Bu konu dahilinde öncelikle şirketlerin yaşadığı yapısal sorunlara göz atalım, sonrasında ise bu sorunlara çözümler sunmaya çalışalım.

Yaşanan iş aksamaları

Küreselleşme, Çin, internet, markaların azalan gücü ve iş gücünün değişimi gibi faktörlerden dolayı aksamaya uğramış olan firmalar, kurumsal inovasyon grupları oluşturmaya çalışıyor.

Oluşturulan bu inovasyon grupları startup ve girişim hızlandırıcılarının kullandığı stratejilere göre planlar oluşturuyor. Doğrudan rekabet, müşteri geliştirmek amacıyla yeni ürün fonksiyonları, dinamiklik ve hıza karşı en düşük fiyatlar yerine, aksaklık ve yeniliklere odaklanıyor.

Bitmek bilmeyen kaynaklara sahip olmasına rağmen gelişmiş bir şirket içerisinde yeniliklerin olması, startuplardan çok daha zordur. Çoğu şirket için yenilikler sadece istisnalar ve kahramanca sarf edilen çabalar sonucunda ortaya çıkar, tasarımsal olarak değil.
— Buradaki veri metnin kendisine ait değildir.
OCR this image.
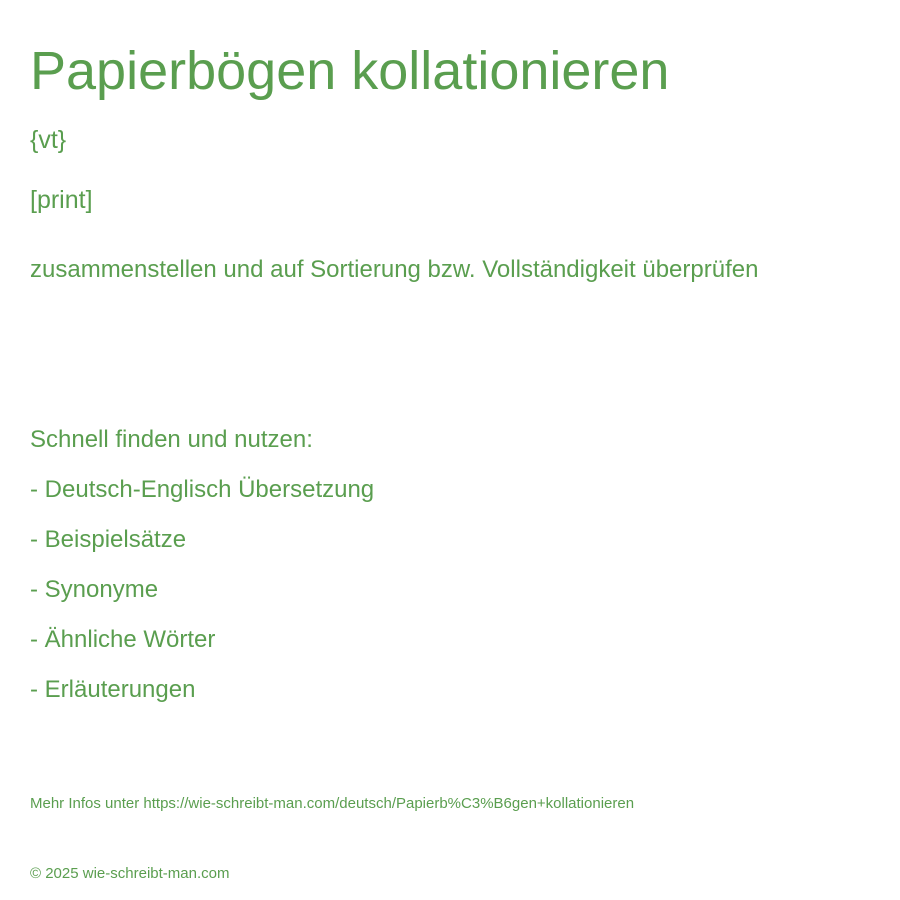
Papierbögen kollationieren
{vt}
[print]
zusammenstellen und auf Sortierung bzw. Vollständigkeit überprüfen
Schnell finden und nutzen:
- Deutsch-Englisch Übersetzung
- Beispielsätze
- Synonyme
- Ähnliche Wörter
- Erläuterungen
Mehr Infos unter https://wie-schreibt-man.com/deutsch/Papierb%C3%B6gen+kollationieren
© 2025 wie-schreibt-man.com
Peki neden böyle düşünülüyor?

Şirket: İş Modelinin Uygulanması

Startuplar; tekrarlanabilir ve büyüme potansiyeline sahip bir iş modelini arayacak şekilde tasarlanmış olan geçici bir kuruluştur.

Şirket için ise bu tanımı yapabiliriz:

Şirketler, tekrarlanabilir ve büyüme potansiyeline sahip bir iş modelini uygulayacak şekilde tasarlanmış olan kalıcı bir kuruluştur.

Varolan şirketlerin; iş modellerini bulmak için değil de uygulamak amacıyla tasarlanmış olduğunu anlaşıldığı zaman, bu şirketlerin süregelecek yenilikçi yaklaşımlarda neden bu kadar çok zorlandığı da öğrenilmiş olur.

Büyük Şirketler

Her büyük şirket, kanıtlanmış olan bir iş modelini uygulamaya koymaktadır. İş modelleri, şirketlerin hizmet ve ürün üretimine yol gösteren ve bunlardan para kazanmasını sağlayan faktörlerdir.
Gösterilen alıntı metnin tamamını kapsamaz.